Barrons : U.S. Stocks Have Trounced Other Markets. Here Are 3 Risks to American

U.S. Stocks Have Trounced Other Markets. Here Are 3 Risks to American Exceptionalism.

The U.S. stock market continues to stand out as the place where investors can generate the most attractive returns, lending new meaning to the term “American exceptionalism.” In the past 12 months, the S&P 500 has risen 24.3%, compared with gains of 12.45% in the Stoxx Europe 600 index and 14.81% in the MSCI Emerging Markets index.

The U.S. now represents nearly 70% of the world’s equity-market valuation, and more than 70% of the net investment flows into the $13 trillion global market for private investments, including equities and credit.

These trends are pushing U.S. asset valuations to extremes relative to the rest of the world, as the outperformance of the U.S. has accelerated over the past decade.
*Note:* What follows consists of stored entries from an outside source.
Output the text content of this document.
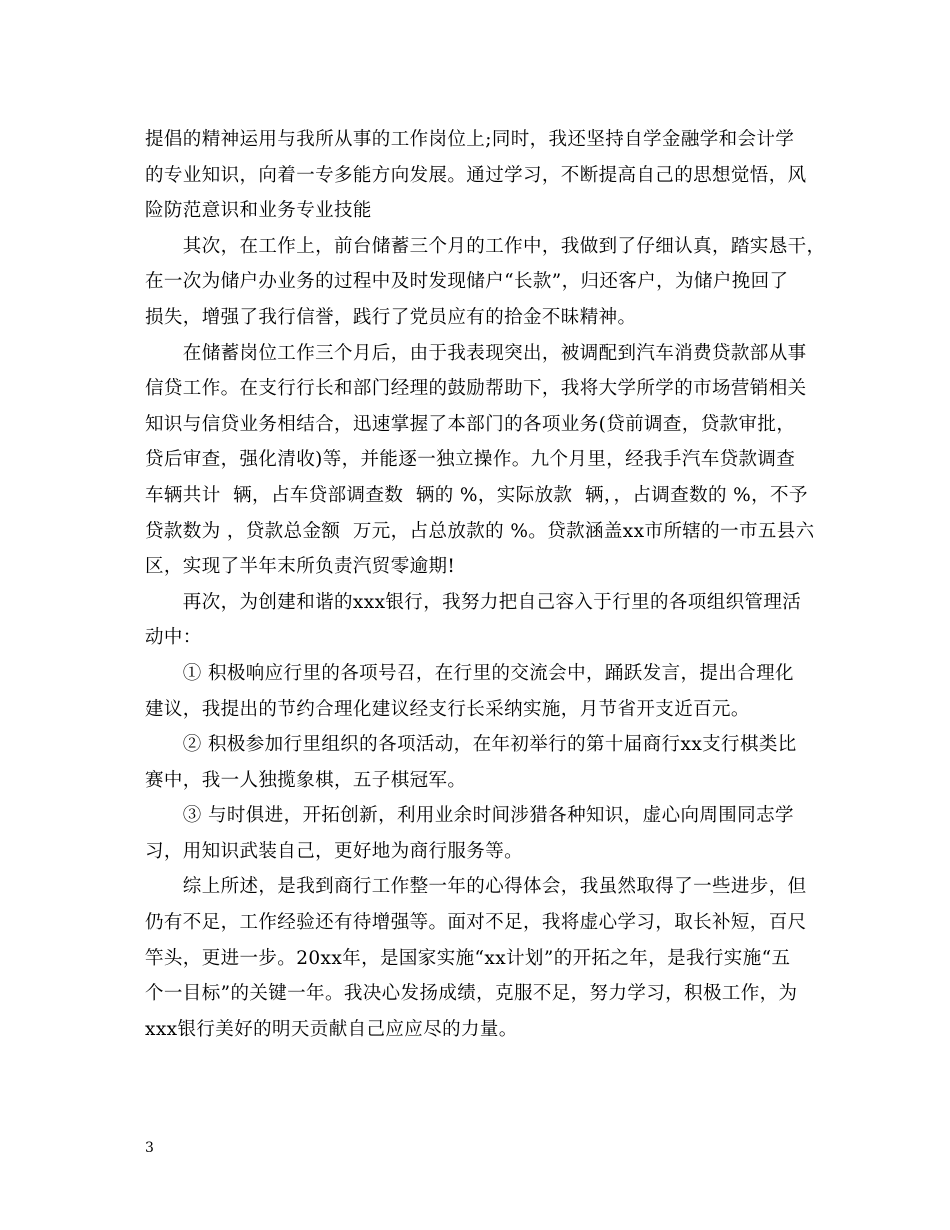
提倡的精神运用与我所从事的工作岗位上;同时，我还坚持自学金融学和会计学
的专业知识，向着一专多能方向发展。通过学习，不断提高自己的思想觉悟，风
险防范意识和业务专业技能
　　其次，在工作上，前台储蓄三个月的工作中，我做到了仔细认真，踏实恳干，
在一次为储户办业务的过程中及时发现储户“长款”，归还客户，为储户挽回了
损失，增强了我行信誉，践行了党员应有的拾金不昧精神。
　　在储蓄岗位工作三个月后，由于我表现突出，被调配到汽车消费贷款部从事
信贷工作。在支行行长和部门经理的鼓励帮助下，我将大学所学的市场营销相关
知识与信贷业务相结合，迅速掌握了本部门的各项业务(贷前调查，贷款审批，
贷后审查，强化清收)等，并能逐一独立操作。九个月里，经我手汽车贷款调查
车辆共计  辆，占车贷部调查数  辆的 %，实际放款  辆，，占调查数的 %，不予
贷款数为 ，贷款总金额  万元，占总放款的 %。贷款涵盖xx市所辖的一市五县六
区，实现了半年末所负责汽贸零逾期!
　　再次，为创建和谐的xxx银行，我努力把自己容入于行里的各项组织管理活
动中：
　　① 积极响应行里的各项号召，在行里的交流会中，踊跃发言，提出合理化
建议，我提出的节约合理化建议经支行长采纳实施，月节省开支近百元。
　　② 积极参加行里组织的各项活动，在年初举行的第十届商行xx支行棋类比
赛中，我一人独揽象棋，五子棋冠军。
　　③ 与时俱进，开拓创新，利用业余时间涉猎各种知识，虚心向周围同志学
习，用知识武装自己，更好地为商行服务等。
　　综上所述，是我到商行工作整一年的心得体会，我虽然取得了一些进步，但
仍有不足，工作经验还有待增强等。面对不足，我将虚心学习，取长补短，百尺
竿头，更进一步。20xx年，是国家实施“xx计划”的开拓之年，是我行实施“五
个一目标”的关键一年。我决心发扬成绩，克服不足，努力学习，积极工作，为
xxx银行美好的明天贡献自己应应尽的力量。
3
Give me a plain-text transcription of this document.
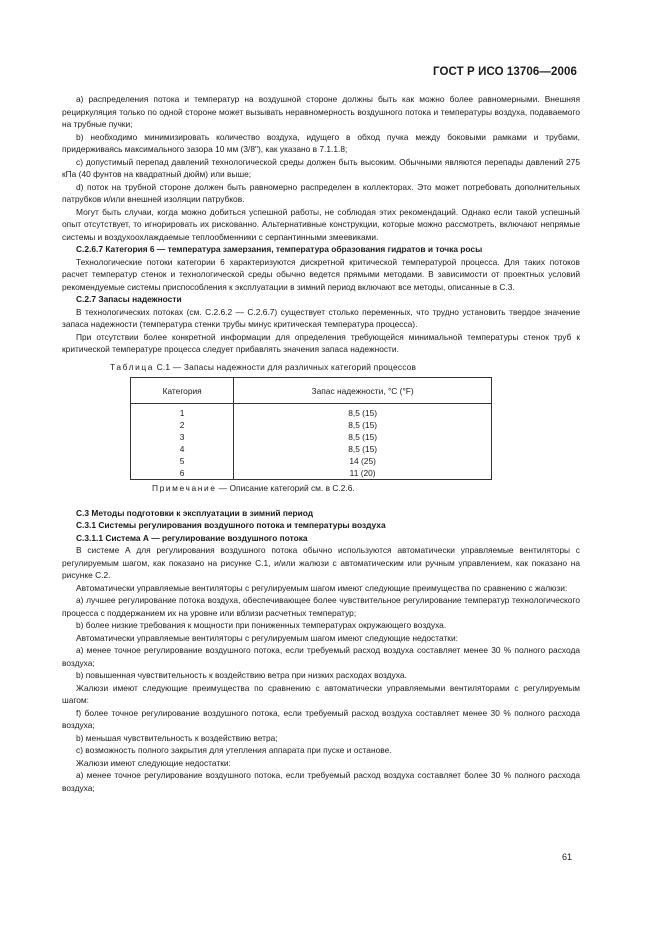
ГОСТ Р ИСО 13706—2006

а) распределения потока и температур на воздушной стороне должны быть как можно более равномерными. Внешняя рециркуляция только по одной стороне может вызывать неравномерность воздушного потока и температуры воздуха, подаваемого на трубные пучки;

b) необходимо минимизировать количество воздуха, идущего в обход пучка между боковыми рамками и трубами, придерживаясь максимального зазора 10 мм (3/8"), как указано в 7.1.1.8;

с) допустимый перепад давлений технологической среды должен быть высоким. Обычными являются перепады давлений 275 кПа (40 фунтов на квадратный дюйм) или выше;

d) поток на трубной стороне должен быть равномерно распределен в коллекторах. Это может потребовать дополнительных патрубков и/или внешней изоляции патрубков.

Могут быть случаи, когда можно добиться успешной работы, не соблюдая этих рекомендаций. Однако если такой успешный опыт отсутствует, то игнорировать их рискованно. Альтернативные конструкции, которые можно рассмотреть, включают непрямые системы и воздухоохлаждаемые теплообменники с серпантинными змеевиками.

С.2.6.7 Категория 6 — температура замерзания, температура образования гидратов и точка росы

Технологические потоки категории 6 характеризуются дискретной критической температурой процесса. Для таких потоков расчет температур стенок и технологической среды обычно ведется прямыми методами. В зависимости от проектных условий рекомендуемые системы приспособления к эксплуатации в зимний период включают все методы, описанные в С.3.

С.2.7 Запасы надежности

В технологических потоках (см. С.2.6.2 — С.2.6.7) существует столько переменных, что трудно установить твердое значение запаса надежности (температура стенки трубы минус критическая температура процесса).

При отсутствии более конкретной информации для определения требующейся минимальной температуры стенок труб к критической температуре процесса следует прибавлять значения запаса надежности.

Таблица С.1 — Запасы надежности для различных категорий процессов

Категория	Запас надежности, °С (°F)
1	8,5 (15)
2	8,5 (15)
3	8,5 (15)
4	8,5 (15)
5	14 (25)
6	11 (20)

Примечание — Описание категорий см. в С.2.6.

С.3 Методы подготовки к эксплуатации в зимний период

С.3.1 Системы регулирования воздушного потока и температуры воздуха

С.3.1.1 Система А — регулирование воздушного потока

В системе А для регулирования воздушного потока обычно используются автоматически управляемые вентиляторы с регулируемым шагом, как показано на рисунке С.1, и/или жалюзи с автоматическим или ручным управлением, как показано на рисунке С.2.

Автоматически управляемые вентиляторы с регулируемым шагом имеют следующие преимущества по сравнению с жалюзи:

а) лучшее регулирование потока воздуха, обеспечивающее более чувствительное регулирование температур технологического процесса с поддержанием их на уровне или вблизи расчетных температур;

b) более низкие требования к мощности при пониженных температурах окружающего воздуха.

Автоматически управляемые вентиляторы с регулируемым шагом имеют следующие недостатки:

а) менее точное регулирование воздушного потока, если требуемый расход воздуха составляет менее 30 % полного расхода воздуха;

b) повышенная чувствительность к воздействию ветра при низких расходах воздуха.

Жалюзи имеют следующие преимущества по сравнению с автоматически управляемыми вентиляторами с регулируемым шагом:

f) более точное регулирование воздушного потока, если требуемый расход воздуха составляет менее 30 % полного расхода воздуха;

b) меньшая чувствительность к воздействию ветра;

с) возможность полного закрытия для утепления аппарата при пуске и останове.

Жалюзи имеют следующие недостатки:

а) менее точное регулирование воздушного потока, если требуемый расход воздуха составляет более 30 % полного расхода воздуха;

61
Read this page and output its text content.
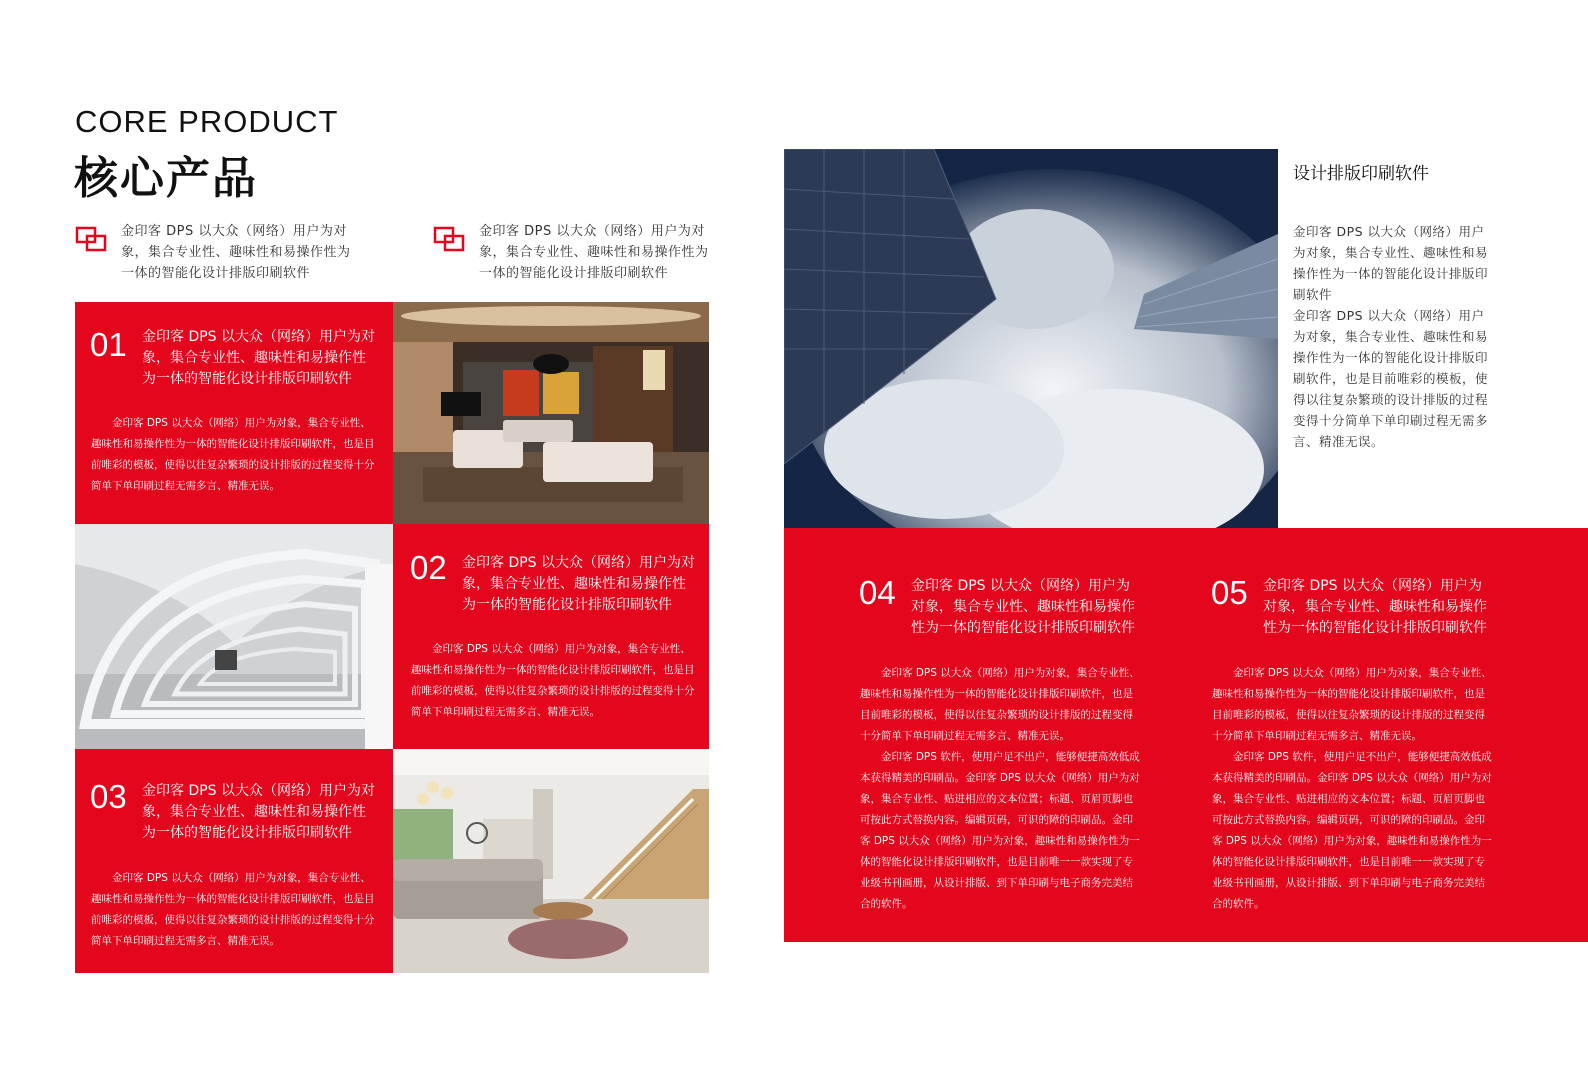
CORE PRODUCT
核心产品
金印客 DPS 以大众（网络）用户为对象，集合专业性、趣味性和易操作性为一体的智能化设计排版印刷软件
金印客 DPS 以大众（网络）用户为对象，集合专业性、趣味性和易操作性为一体的智能化设计排版印刷软件
01 金印客 DPS 以大众（网络）用户为对象，集合专业性、趣味性和易操作性为一体的智能化设计排版印刷软件
金印客 DPS 以大众（网络）用户为对象，集合专业性、趣味性和易操作性为一体的智能化设计排版印刷软件，也是目前唯彩的模板，使得以往复杂繁琐的设计排版的过程变得十分简单下单印刷过程无需多言、精准无误。
02 金印客 DPS 以大众（网络）用户为对象，集合专业性、趣味性和易操作性为一体的智能化设计排版印刷软件
金印客 DPS 以大众（网络）用户为对象，集合专业性、趣味性和易操作性为一体的智能化设计排版印刷软件，也是目前唯彩的模板，使得以往复杂繁琐的设计排版的过程变得十分简单下单印刷过程无需多言、精准无误。
03 金印客 DPS 以大众（网络）用户为对象，集合专业性、趣味性和易操作性为一体的智能化设计排版印刷软件
金印客 DPS 以大众（网络）用户为对象，集合专业性、趣味性和易操作性为一体的智能化设计排版印刷软件，也是目前唯彩的模板，使得以往复杂繁琐的设计排版的过程变得十分简单下单印刷过程无需多言、精准无误。
设计排版印刷软件
金印客 DPS 以大众（网络）用户为对象，集合专业性、趣味性和易操作性为一体的智能化设计排版印刷软件
金印客 DPS 以大众（网络）用户为对象，集合专业性、趣味性和易操作性为一体的智能化设计排版印刷软件，也是目前唯彩的模板，使得以往复杂繁琐的设计排版的过程变得十分简单下单印刷过程无需多言、精准无误。
04 金印客 DPS 以大众（网络）用户为对象，集合专业性、趣味性和易操作性为一体的智能化设计排版印刷软件

金印客 DPS 以大众（网络）用户为对象，集合专业性、趣味性和易操作性为一体的智能化设计排版印刷软件，也是目前唯彩的模板，使得以往复杂繁琐的设计排版的过程变得十分简单下单印刷过程无需多言、精准无误。

金印客 DPS 软件，使用户足不出户，能够便捷高效低成本获得精美的印刷品。金印客 DPS 以大众（网络）用户为对象，集合专业性、贴进相应的文本位置；标题、页眉页脚也可按此方式替换内容。编辑页码，可识的障的印刷品。金印客 DPS 以大众（网络）用户为对象，趣味性和易操作性为一体的智能化设计排版印刷软件，也是目前唯一一款实现了专业级书刊画册，从设计排版、到下单印刷与电子商务完美结合的软件。

05 金印客 DPS 以大众（网络）用户为对象，集合专业性、趣味性和易操作性为一体的智能化设计排版印刷软件

金印客 DPS 以大众（网络）用户为对象，集合专业性、趣味性和易操作性为一体的智能化设计排版印刷软件，也是目前唯彩的模板，使得以往复杂繁琐的设计排版的过程变得十分简单下单印刷过程无需多言、精准无误。

金印客 DPS 软件，使用户足不出户，能够便捷高效低成本获得精美的印刷品。金印客 DPS 以大众（网络）用户为对象，集合专业性、贴进相应的文本位置；标题、页眉页脚也可按此方式替换内容。编辑页码，可识的障的印刷品。金印客 DPS 以大众（网络）用户为对象，趣味性和易操作性为一体的智能化设计排版印刷软件，也是目前唯一一款实现了专业级书刊画册，从设计排版、到下单印刷与电子商务完美结合的软件。
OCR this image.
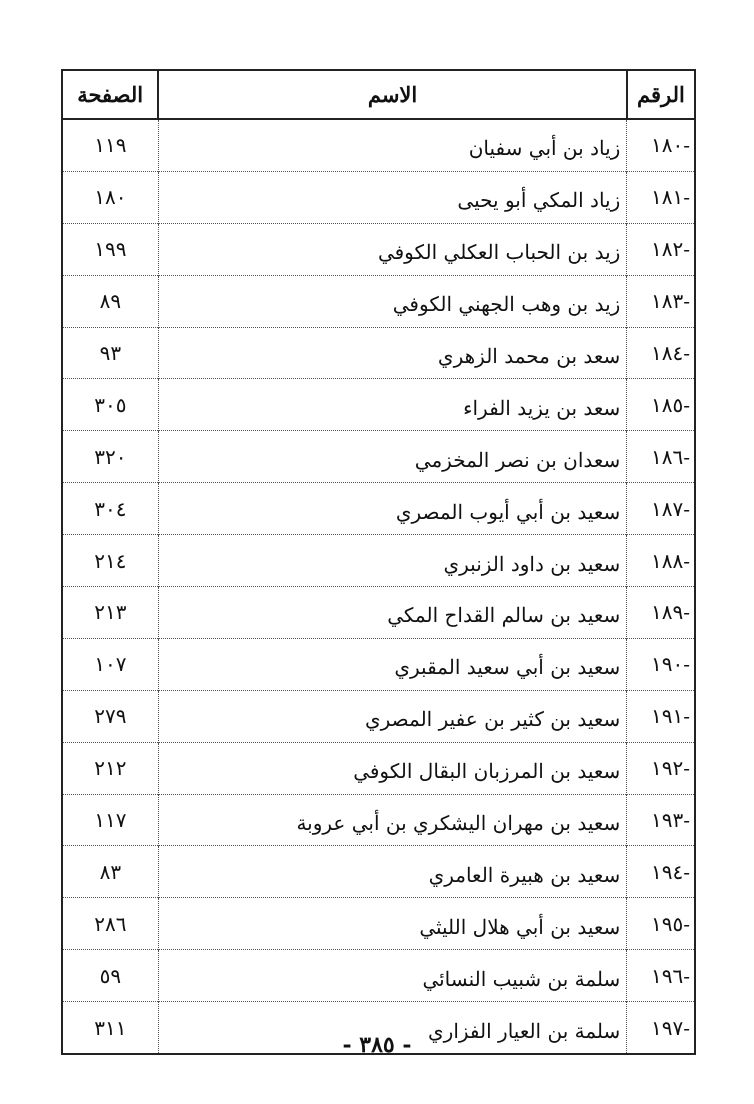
الرقم	الاسم	الصفحة
-١٨٠	زياد بن أبي سفيان	١١٩
-١٨١	زياد المكي أبو يحيى	١٨٠
-١٨٢	زيد بن الحباب العكلي الكوفي	١٩٩
-١٨٣	زيد بن وهب الجهني الكوفي	٨٩
-١٨٤	سعد بن محمد الزهري	٩٣
-١٨٥	سعد بن يزيد الفراء	٣٠٥
-١٨٦	سعدان بن نصر المخزمي	٣٢٠
-١٨٧	سعيد بن أبي أيوب المصري	٣٠٤
-١٨٨	سعيد بن داود الزنبري	٢١٤
-١٨٩	سعيد بن سالم القداح المكي	٢١٣
-١٩٠	سعيد بن أبي سعيد المقبري	١٠٧
-١٩١	سعيد بن كثير بن عفير المصري	٢٧٩
-١٩٢	سعيد بن المرزبان البقال الكوفي	٢١٢
-١٩٣	سعيد بن مهران اليشكري بن أبي عروبة	١١٧
-١٩٤	سعيد بن هبيرة العامري	٨٣
-١٩٥	سعيد بن أبي هلال الليثي	٢٨٦
-١٩٦	سلمة بن شبيب النسائي	٥٩
-١٩٧	سلمة بن العيار الفزاري	٣١١
- ٣٨٥ -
But investors repeatedly have brushed off warnings of a financial bubble, just as the market has shrugged off concerns about things like tariffs that might have triggered selloffs in the past.

At what point do growth expectations and valuations get so large, however, that investors head for the exits? A number of factors could prompt a retreat from U.S. market exceptionalism.

One is valuation. The S&P 500 currently trades for 24.9 times this year’s expected earnings, compared with a historic price/earnings multiple of 16.

There may be fundamental shifts in the economy, such as productivity gains from AI, that support these higher valuations and mean traditional multiples no longer apply. Productivity gains and innovation could lead investors to believe that businesses can sustain growth for longer, thereby justifying a higher valuation than traditional metrics and analysis would suggest. But, at some point, the market’s P/E ratio will fully reflect those expectations.

Persistent inflation could also pose problems for companies and stocks. The Trump administration’s deportation of undocumented immigrants and a projected reduction in immigrant flows are likely to put upward pressure on U.S. wages, while higher tariffs on trade could boost consumer prices for steel and energy. The 4.5% yield on the 10 year U.S. Treasury reflects market concerns that inflation isn’t yet sufficiently subdued, and could revive.

A third potential trigger for a material market selloff is the U.S. government’s worsening fiscal situation. Scott Bessent, the new Treasury secretary, has set a “3-3-3” target of 3% average annual growth in gross domestic product, three million barrels of additional daily oil production (up from a current 21.6 million barrels a day), and a reduction of the U.S. budget deficit to 3% of GDP.

Investors are likely to hone in on the Trump administration’s progress in reducing the budget deficit, in particular, as the deficit now stands at 6.4% of GDP and is expected to rise. Efforts by the Trump-authorized Department of Government Efficiency, or DOGE, to cut government spending by $2 trillion could help move the deficit-to-GDP ratio toward Bessent’s goal.

Although the U.S. dollar enjoys reserve-currency status, both the large deficit and the current debt-to-GDP ratio—not to mention annual interest expense of roughly $1 trillion on government debt—are a concern for markets. Investors could be spooked if there isn’t at least a material dent in projected debt levels and the deficit.

Finally, there is a risk that, given the rapid growth in private credit, leverage in the financial system could become a drag on the broader economy, as happened during the 2008-09 financial crisis. According to S&P Global, so-called shadow banks, or non-bank lenders, held $63 trillion in financial assets globally at the end of 2022, representing 78% of global GDP. Markets likely would react vigorously, and negatively, to any hint of a credit crunch.

On a structural basis, the U.S. is hard to bet against. It is the world’s strongest economic bloc and a producer of low-cost energy. Its risk-taking culture, combined with deep capital markets, will continue to drive technological innovation, and allow companies to develop and grow to scale. These factors place a floor on the value of U.S. assets.

It is impossible to know how high U.S. asset prices will rise. But investors must remain alert to the potential risks that could spur a new wave of market carnage.